To find the 30th term of an arithmetic progression (AP) with a common difference of 15, we can use the formula:

term(n) = term(1) + (n-1) * d

Where term(n) is the nth term, term(1) is the first term, n is the number of terms, and d is the common difference.

Given that the sum of 11 terms is 891, we can use the formula for the sum of an arithmetic progression:

sum(n) = (n/2) * (2*term(1) + (n-1) * d)

Where sum(n) is the sum of the first n terms.
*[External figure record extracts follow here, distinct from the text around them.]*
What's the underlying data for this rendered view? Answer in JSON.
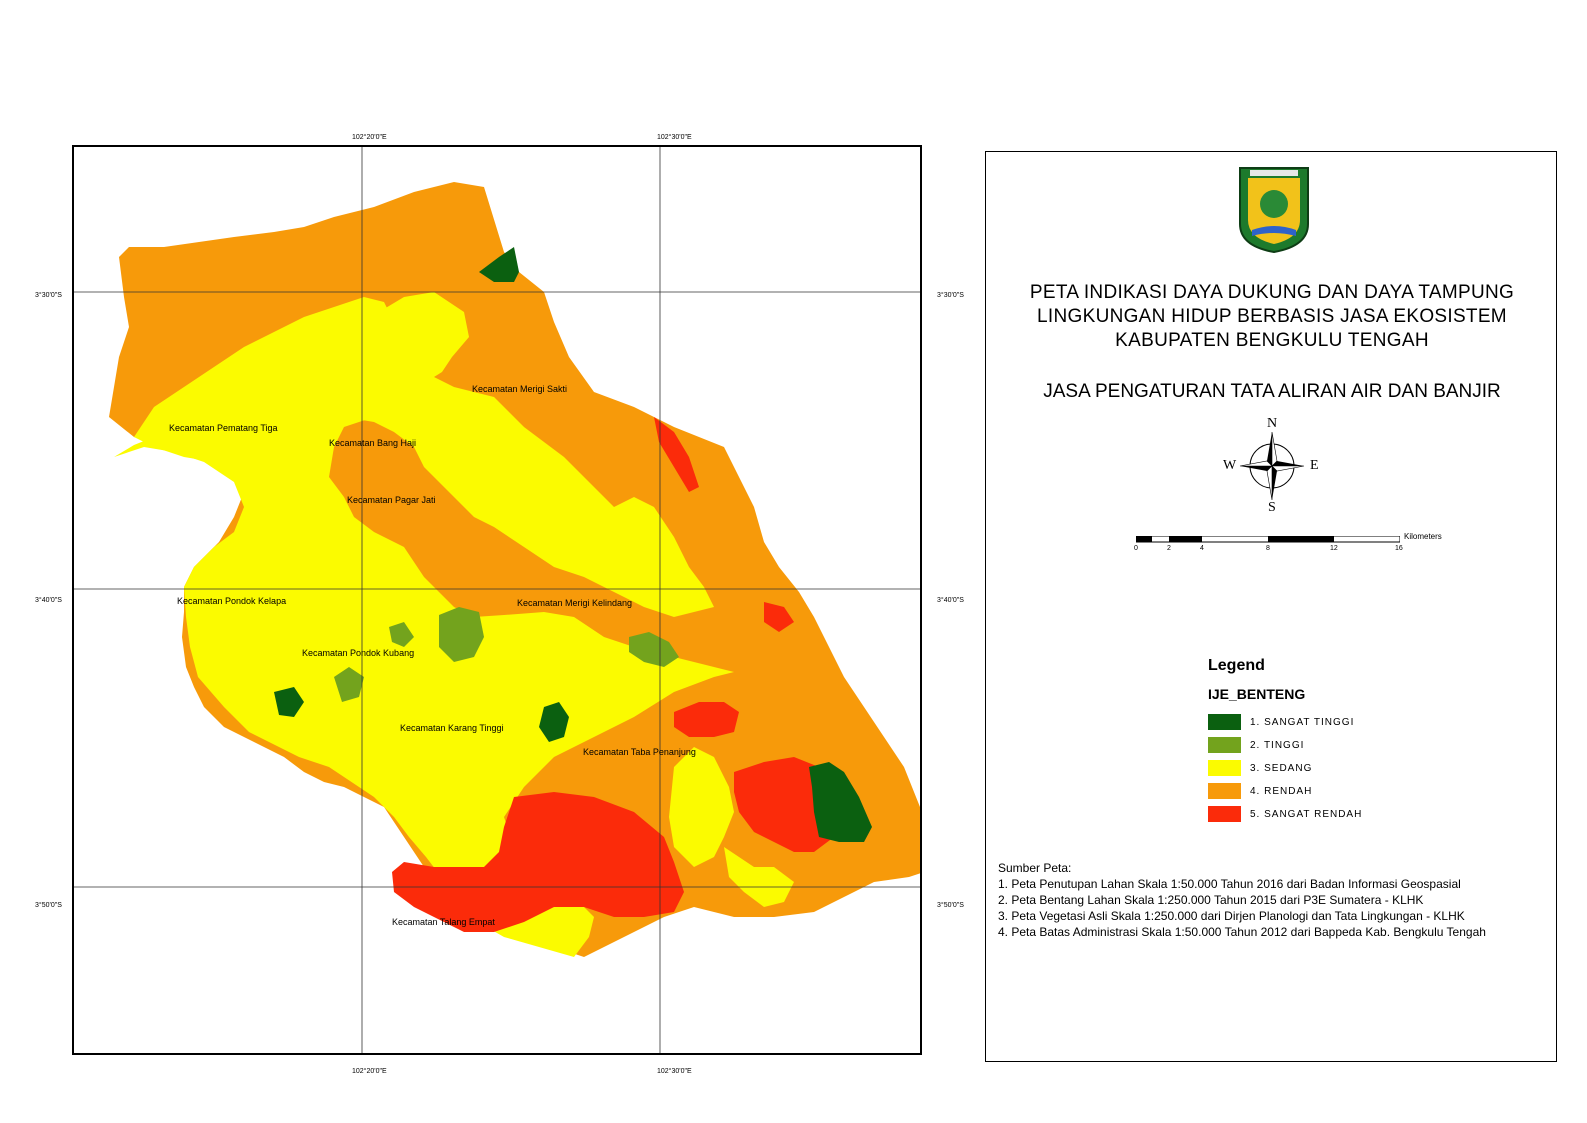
{
  "header": {
    "title_lines": [
      "PETA INDIKASI DAYA DUKUNG DAN DAYA TAMPUNG",
      "LINGKUNGAN HIDUP BERBASIS JASA EKOSISTEM",
      "KABUPATEN BENGKULU TENGAH"
    ],
    "subtitle": "JASA PENGATURAN TATA ALIRAN AIR DAN BANJIR"
  },
  "grid_labels": {
    "top_left": "102°20'0\"E",
    "top_right": "102°30'0\"E",
    "bottom_left": "102°20'0\"E",
    "bottom_right": "102°30'0\"E",
    "left_1": "3°30'0\"S",
    "left_2": "3°40'0\"S",
    "left_3": "3°50'0\"S",
    "right_1": "3°30'0\"S",
    "right_2": "3°40'0\"S",
    "right_3": "3°50'0\"S"
  },
  "districts": [
    "Kecamatan Merigi Sakti",
    "Kecamatan Pematang Tiga",
    "Kecamatan Bang Haji",
    "Kecamatan Pagar Jati",
    "Kecamatan Pondok  Kelapa",
    "Kecamatan Merigi Kelindang",
    "Kecamatan Pondok Kubang",
    "Kecamatan Karang Tinggi",
    "Kecamatan Taba Penanjung",
    "Kecamatan Talang Empat"
  ],
  "compass": {
    "n": "N",
    "s": "S",
    "e": "E",
    "w": "W"
  },
  "scale": {
    "unit": "Kilometers",
    "ticks": [
      "0",
      "2",
      "4",
      "8",
      "12",
      "16"
    ]
  },
  "legend": {
    "title": "Legend",
    "layer": "IJE_BENTENG",
    "items": [
      {
        "label": "1. SANGAT TINGGI",
        "color": "#0b6010"
      },
      {
        "label": "2. TINGGI",
        "color": "#73a31d"
      },
      {
        "label": "3. SEDANG",
        "color": "#fbfb00"
      },
      {
        "label": "4. RENDAH",
        "color": "#f79a0a"
      },
      {
        "label": "5. SANGAT RENDAH",
        "color": "#fb2b0a"
      }
    ]
  },
  "sources": {
    "heading": "Sumber Peta:",
    "lines": [
      "1. Peta Penutupan Lahan Skala 1:50.000 Tahun 2016 dari Badan Informasi Geospasial",
      "2. Peta Bentang Lahan Skala 1:250.000 Tahun 2015 dari  P3E Sumatera - KLHK",
      "3. Peta Vegetasi Asli Skala 1:250.000 dari Dirjen Planologi dan Tata Lingkungan - KLHK",
      "4. Peta Batas Administrasi Skala 1:50.000 Tahun 2012 dari Bappeda Kab. Bengkulu Tengah"
    ]
  },
  "colors": {
    "sangat_tinggi": "#0b6010",
    "tinggi": "#73a31d",
    "sedang": "#fbfb00",
    "rendah": "#f79a0a",
    "sangat_rendah": "#fb2b0a"
  }
}
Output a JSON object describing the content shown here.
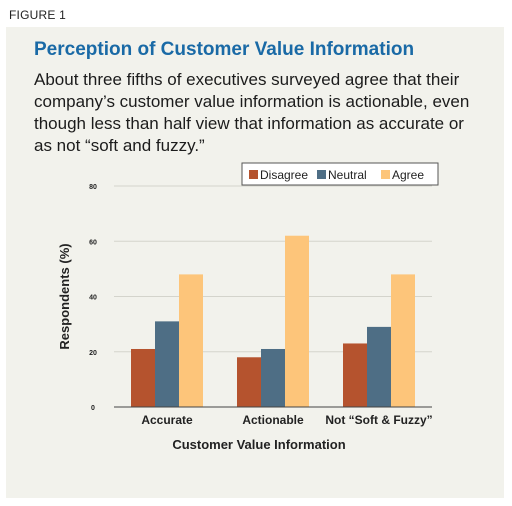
{
  "figure_label": "FIGURE 1",
  "title": "Perception of Customer Value Information",
  "subtitle": "About three fifths of executives surveyed agree that their company’s customer value information is actionable, even though less than half view that information as accurate or as not “soft and fuzzy.”",
  "chart_data": {
    "type": "bar",
    "categories": [
      "Accurate",
      "Actionable",
      "Not “Soft & Fuzzy”"
    ],
    "series": [
      {
        "name": "Disagree",
        "values": [
          21,
          18,
          23
        ],
        "color": "#b5532e"
      },
      {
        "name": "Neutral",
        "values": [
          31,
          21,
          29
        ],
        "color": "#4e6e85"
      },
      {
        "name": "Agree",
        "values": [
          48,
          62,
          48
        ],
        "color": "#fdc57a"
      }
    ],
    "xlabel": "Customer Value Information",
    "ylabel": "Respondents  (%)",
    "ylim": [
      0,
      80
    ],
    "yticks": [
      0,
      20,
      40,
      60,
      80
    ],
    "grid": true,
    "legend_position": "top-right"
  }
}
In this case, we can substitute n = 11 and sum(n) = 891 into the sum formula to solve for term(1):

891 = (11/2) * (2*term(1) + (11-1) * 15)
891 = 5.5 * (2*term(1) + 10 * 15)
891 = 5.5 * (2*term(1) + 150)
891 = 5.5 * (2*term(1) + 150)
891 = 11*term(1) + 825
891 - 825 = 11*term(1)
66 = 11*term(1)
66/11 = term(1)
term(1) = 6

Now that we know the first term is 6, we can use the term formula to find the 30th term:

term(30) = 6 + (30-1) * 15
term(30) = 6 + 29 * 15
term(30) = 6 + 435
term(30) = 441

Therefore, the 30th term of the arithmetic progression with a common difference of 15 is 441.